Privacy is a kind of power as well as a right, one that public librarians fought to protect against the Bush administration and the PATRIOT Act and that online companies violate in every way that’s profitable and expedient. Our lack of privacy, their monstrous privacy—even their invasion of our privacy must, by law, remain classified—is what you made visible. The agony of a monster with nowhere to stand—you are accused of spying on the spies, of invading the privacy of their invasion of privacy—is a truly curious thing.
Read more: A Letter to Edward Snowden | The Nation http://www.thenation.com/article/175339/letter-edward-snowden#ixzz2ZkRdnUFe
And then Fahd Iraqi, writing about Egypt, at http://www.telquel-online.com/content/retour-vers-le-futur :
A notre petite échelle, nous vivons aussi ce choc des temps. Il y a un décalage entre le temps des citoyens, le temps de l’entreprise, le temps des politiques et le temps de la monarchie. Ils ne sont pas synchro et le risque de collision est omniprésent.
[On our local scale we too live in this shock of time-scales. There's a lag between the time-scales of citizenz, of business, of politics, and of monarchy. They aren't in sync, and the risk of collision is everywhere. ]

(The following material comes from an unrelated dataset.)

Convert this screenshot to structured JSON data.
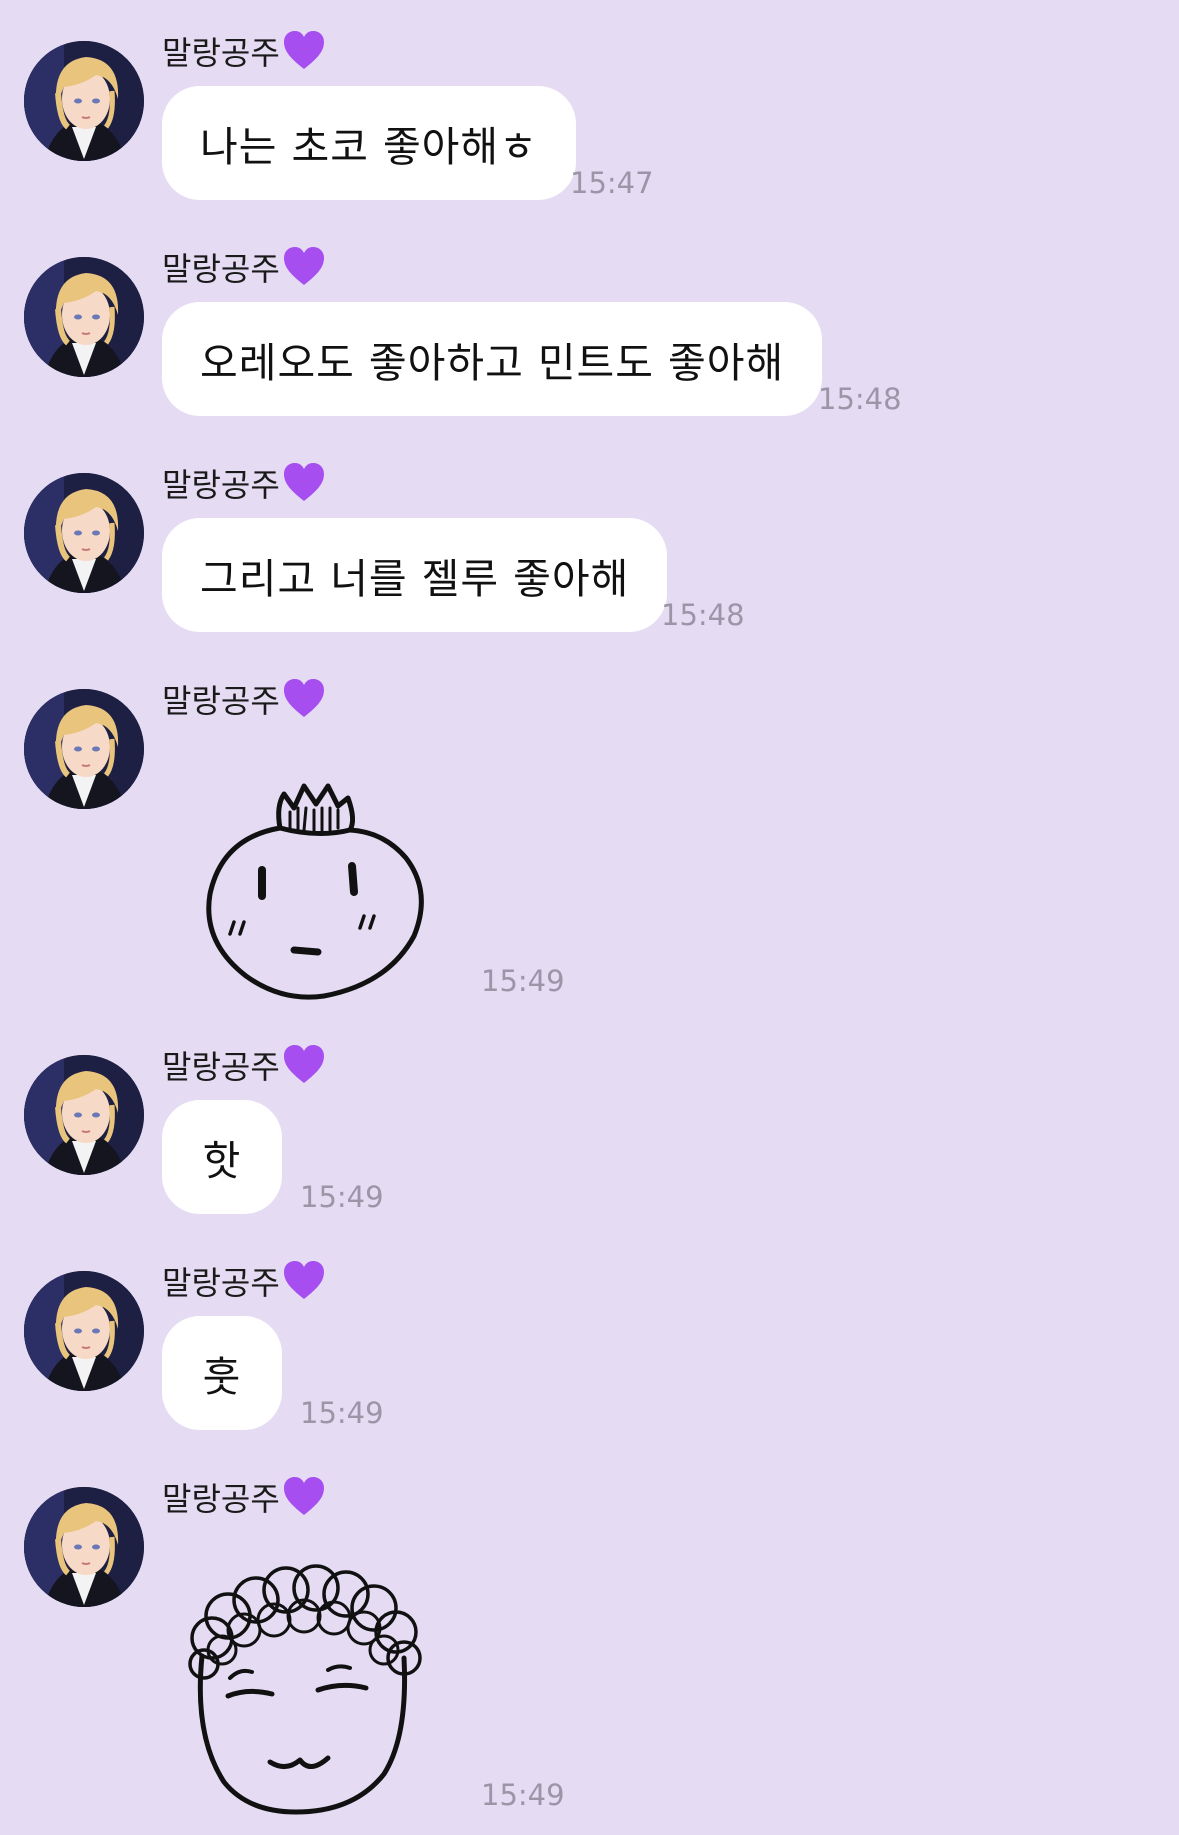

Al Gore, in his book The Future, points out that in the 1970s only 3% of retiring congressmen became lobbyists. Now, over 50% of retiring senators, and 40% of retiring congressmen, become lobbyists. Our representative democracy is evolving into an oligarchy of old and defensive insiders, themselves pawns of a Monarchy (money, status, entitlement) which has escaped its own royal house (CEOs, revolving corporate directors) and become enshrined in inertia. It will continue thus until like all objects spinning out of control it flies apart. That will be an interesting day.